SPOKANE — Troubled Easterday Farms and Easterday Ranches, both of which filed for bankruptcy in early February, reported nearly $420 million in outstanding debts.

The two family-owned farming companies reported to the figures in a filing with the U.S. federal bankruptcy court last week outlining company assets and liabilities for February, when both firms were under the supervision of the federal bankruptcy court.

The two Pasco-based companies filed for bankruptcy protection in early February after Tyson Fresh Meats filed suit against Easterday Ranches, alleging Easterday Ranches head Cody Easterday defrauded the company of $225 million over the course of several years by billing the company for 200,000 head of non-existent cattle to cover $202 million in commodities trading losses between 2011 and 2019.

As a result, attorneys representing the companies told Judge Whitman Holt at a hearing in mid-March that it is likely Easterday Ranches will be liquidated — all of its assets sold off to satisfy the company’s creditors — and it is possible Easterday Farms will be liquidated as well.

According to a court filing late Friday, Easterday Ranches is seeking court approval to sell around 22,500 acres across five farms in Benton County.

“The U.S. Trustee has stated that Ranches will clearly have to sell and either the Easterdays, which I find beyond unlikely, or Farms will decide to do a reorganization,” said Richard Pachulski, an attorney representing both firms with national bankruptcy specialists Pachulski, Stang, Ziehl & Jones. “There’s no possibility of a reorganization here, your honor, unless someone is going to come in out of the blue and put money into the estate. And no one has volunteered to do that.”

In 2017, Easterday Farms arranged to feed and care for cattle bound for Tyson Fresh Meats’ Pasco-area slaughterhouse, billing the company for every animal fed and cared for.

Easterday Ranches, which filed for bankruptcy on Feb. 1, listed assets of $103.8 million — including a $15 million loan to Easterday Farms — as well as total debt, both secured and unsecured, of $295.9 million, including the $225 million claimed by Tyson Fresh Meats.

Easterday Farms, which filed for bankruptcy on Feb. 8, listed assets of $91.3 million and total liabilities — including a $15 million loan from Easterday Farms — of $122.8 million.

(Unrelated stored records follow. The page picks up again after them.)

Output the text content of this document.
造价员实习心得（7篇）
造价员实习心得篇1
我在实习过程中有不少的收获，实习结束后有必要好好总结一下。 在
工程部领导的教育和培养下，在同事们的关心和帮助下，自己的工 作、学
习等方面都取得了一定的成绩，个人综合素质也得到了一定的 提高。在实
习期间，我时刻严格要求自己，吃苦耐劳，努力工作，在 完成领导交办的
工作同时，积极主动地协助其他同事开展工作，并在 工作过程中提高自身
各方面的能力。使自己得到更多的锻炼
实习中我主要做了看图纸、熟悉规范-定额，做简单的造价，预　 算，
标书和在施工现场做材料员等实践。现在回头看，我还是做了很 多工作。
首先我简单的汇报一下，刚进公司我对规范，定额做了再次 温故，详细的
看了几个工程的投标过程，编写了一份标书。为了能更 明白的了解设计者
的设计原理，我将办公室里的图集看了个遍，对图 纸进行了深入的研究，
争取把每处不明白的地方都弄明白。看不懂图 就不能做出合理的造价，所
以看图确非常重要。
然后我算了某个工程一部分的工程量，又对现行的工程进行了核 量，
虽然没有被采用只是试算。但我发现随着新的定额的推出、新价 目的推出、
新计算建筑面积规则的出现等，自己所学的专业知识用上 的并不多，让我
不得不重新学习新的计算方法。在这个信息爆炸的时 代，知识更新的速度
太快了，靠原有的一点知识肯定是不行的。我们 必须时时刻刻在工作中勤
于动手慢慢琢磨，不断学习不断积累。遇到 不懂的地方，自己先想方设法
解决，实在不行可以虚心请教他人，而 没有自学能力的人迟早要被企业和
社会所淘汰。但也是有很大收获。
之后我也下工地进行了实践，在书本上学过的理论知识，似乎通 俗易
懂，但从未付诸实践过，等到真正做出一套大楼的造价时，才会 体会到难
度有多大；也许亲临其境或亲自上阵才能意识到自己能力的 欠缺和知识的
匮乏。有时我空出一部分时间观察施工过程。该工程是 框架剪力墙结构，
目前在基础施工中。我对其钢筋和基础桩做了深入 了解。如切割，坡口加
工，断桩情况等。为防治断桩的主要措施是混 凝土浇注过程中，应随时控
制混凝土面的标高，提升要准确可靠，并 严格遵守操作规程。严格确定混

Both companies filed for bankruptcy because they share operations and assets, something attorneys overseeing both firms said is making sorting out who owes what difficult. As examples, Easterday Farms supplied feed to Easterday Ranches feed lots at cost and without a contract, and one entity would “lease” land from the other without actually paying any money.

Washington State University Extension Economist Shannon Neibergs said it is very common for family farms, even very large and complex ones, to operate closely and informally.

He said once he advised one member of a larger family farm who was facing foreclosure on his land because his brother, who owned and operated another part of the family farm, wasn’t paying him.

“That is common with extended families as they expand and manage farms,” he said. “Individually but also collectively, I think that is common as they expand.”

In a separate hearing last week, Holt also approved a motion from Easterday attorneys to terminate Easterday Farms’ multi-year contract to supply Lamb Weston with potatoes, and authorized the sale of 42,500 tons of potatoes in storage from the company’s 2020 harvest be sold to Lamb Weston as quickly as possible.

“It gets better terms for the debtor, who cannot fulfill the Lamb Weston contract, and saves administrative costs. And it allows Lamb Weston to find another supplier,” said Paul Labov, an attorney with Pachulski, Stang, Ziehl and Jones.

Instead, Easterday Farms will grow wheat on several thousand company-owned acres because the company simply does not have the financial resources to plant a potato crop this year.

“Wheat is an easy commodity to grow,” Neibergs said. “All you need is fertilizer and seed. It has lower input costs.”

However, Neibergs said the profit margin on wheat also tends to be lower, and has not been particularly good in the last few years.